All people who live long regardless of nationality,
race or gender share one thing in common:
None are overweight... For breakfast I drink coffee, a glass of milk
and some orange juice with
a tablespoon of olive oil in it. Olive oil is great
for the arteries and keeps my skin healthy. Lunch
is milk and a few cookies, or nothing when I am too
busy to eat. I never get hungry because I
focus on my work. Dinner is veggies, a bit of fish and
rice, and, twice a week, 100 grams of lean
meat..
Always plan ahead. My schedule book is already full
until 2014, with lectures and my usual hospital
work. In 2016 I'll have some fun, though: I plan to
attend the Tokyo Olympics!
There is no need to ever retire,
but if one must, it should be a lot later than 65. The current
retirement age was set at 65 half a century ago, when
the average life-expectancy in Japan
was 68 years and only 125 Japanese were over 100 years
old. Today, Japanese women live to
be around 86 and men 80, and we have 36,000
centenarians in our country. In 20 years we will
have about 50,000 people over the age of 100.

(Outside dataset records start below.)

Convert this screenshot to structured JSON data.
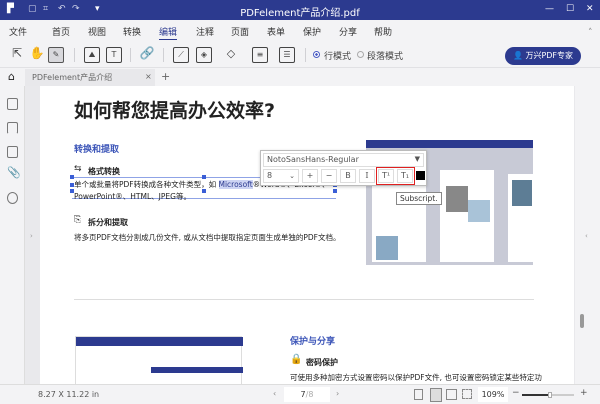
{
  "window": {
    "title": "PDFelement产品介绍.pdf"
  },
  "menu": [
    "文件",
    "首页",
    "视图",
    "转换",
    "编辑",
    "注释",
    "页面",
    "表单",
    "保护",
    "分享",
    "帮助"
  ],
  "menu_active": "编辑",
  "toolbar": {
    "mode_line": "行模式",
    "mode_paragraph": "段落模式",
    "expert_button": "万兴PDF专家"
  },
  "tab": {
    "label": "PDFelement产品介绍",
    "close": "×",
    "add": "+"
  },
  "document": {
    "title": "如何帮您提高办公效率?",
    "section1": "转换和提取",
    "item1_title": "格式转换",
    "item1_text_a": "单个或批量将PDF转换成各种文件类型，如 ",
    "item1_text_hl": "Microsoft",
    "item1_text_b": "®Word®、Excel®、",
    "item1_text_c": "PowerPoint®、HTML、JPEG等。",
    "item2_title": "拆分和提取",
    "item2_text": "将多页PDF文档分割成几份文件, 或从文档中提取指定页面生成单独的PDF文档。",
    "section2": "保护与分享",
    "item3_title": "密码保护",
    "item3_text": "可使用多种加密方式设置密码以保护PDF文件, 也可设置密码锁定某些特定功"
  },
  "font_popup": {
    "font": "NotoSansHans-Regular",
    "size": "8",
    "plus": "+",
    "minus": "−",
    "bold": "B",
    "italic": "I",
    "superscript": "T¹",
    "subscript": "T₁",
    "color": "#000000"
  },
  "tooltip": "Subscript.",
  "status": {
    "page_size": "8.27 X 11.22 in",
    "current_page": "7",
    "total_pages": "/8",
    "zoom": "109%",
    "zoom_minus": "−",
    "zoom_plus": "+"
  },
  "colors": {
    "titlebar": "#2c3a8f",
    "accent": "#3c55b8",
    "highlight_box": "#e02020"
  }
}
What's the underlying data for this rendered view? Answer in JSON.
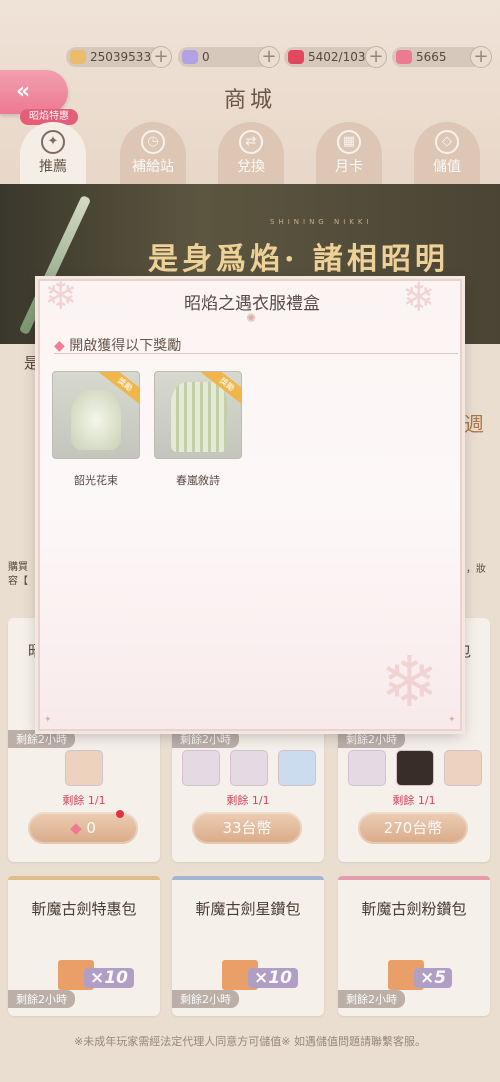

Share what you know.I give 150 lectures a year, some for 100
elementary-school children, others
for 4,500 business people. I usually speak for 60 to
90 minutes, standing, to stay strong.
When a doctor recommends you take a test or have some
surgery, ask whether the doctor would
suggest that his or her spouse or children go through
such a procedure.Contrary to
popular belief,
doctors can't cure everyone. So why cause unnecessary
pain with surgery I think music and animal
therapy can help more than most doctors imagine.
To stay healthy, always take the
stairs and carry your own stuff. I take two stairs at a time, to get my
muscles moving.
My inspiration is Robert Browning's poem "Abt
Vogler. "My father
used to read it to me. It encourages
us to make big art, not small scribbles. It says to
try to draw a circle so huge that there is no way we
can finish it while we are alive. All we see is an
arch; the rest is beyond our vision but it is there in the
distance.
Pain is mysterious, and having fun
is the best way to forget it. If a child has a toothache, and you start
playing a game together, he or she immediately forgets
the pain. Hospitals must cater to the basic need
of patients: We all want to have fun. At St. Luke's we
have music and animal therapies, and art classes.
Don't be crazy about amassing
material things. Remember: You don't know when your
number is up,
and you can't take it with you to the next place.
Hospitals must be designed and prepared for major disasters, and they must accept every patient who
appears at their doors. We designed St.... Luke's so we
can operate anywhere: in the basement, in the
corridors, in the chapel. Most people thought I
was crazy to prepare for a catastrophe, but on March 20,
1995, I was unfortunately proven right when members of
the Aum Shinrikyu religious cult launched a
terrorist attack in the Tokyo subway. We accepted 740
victims and in two hours figured out that it was
sarin gas that had hit them. Sadly we lost one
person, but we saved 739 lives.
Science alone can't cure or help
people. Science lumps us all together, but
illness is individual. Each
person is unique, and diseases are connected to their
hearts. To know the illness and help people, we
need liberal and visual arts, not just medical ones.
Life is filled with incidents. On March 31, 1970, when I was 59
years old, I boarded the Yodogo, a flight
from Tokyo to Fukuoka. It was a beautiful sunny
morning, and as Mount Fuji came into sight, the plane
was hijacked by the Japanese Communist League-Red Army
Faction. I spent the next four days
handcuffed to my seat in 40-degree heat. As a doctor,
I looked at it all as an experiment and was
amazed at how the body slowed down in a crisis.
Find a role model and aim to achieve even more than
they could ever do. My father went to the United
States in 1900 to study at Duke University in North
Carolina. He was a pioneer and one of my heroes.
Later I found a few more life guides, and when I am
stuck, I ask myself how they would deal with the
problem.
It's wonderful to live long. Until one is 60 years
old, it is easy to work for one's family and to achieve
one's goals. But in our later years, we should strive
to contribute to society at large. Since the age of 65,
I have worked as a volunteer. I still put in 18 hours
seven days a week and love every minute of it.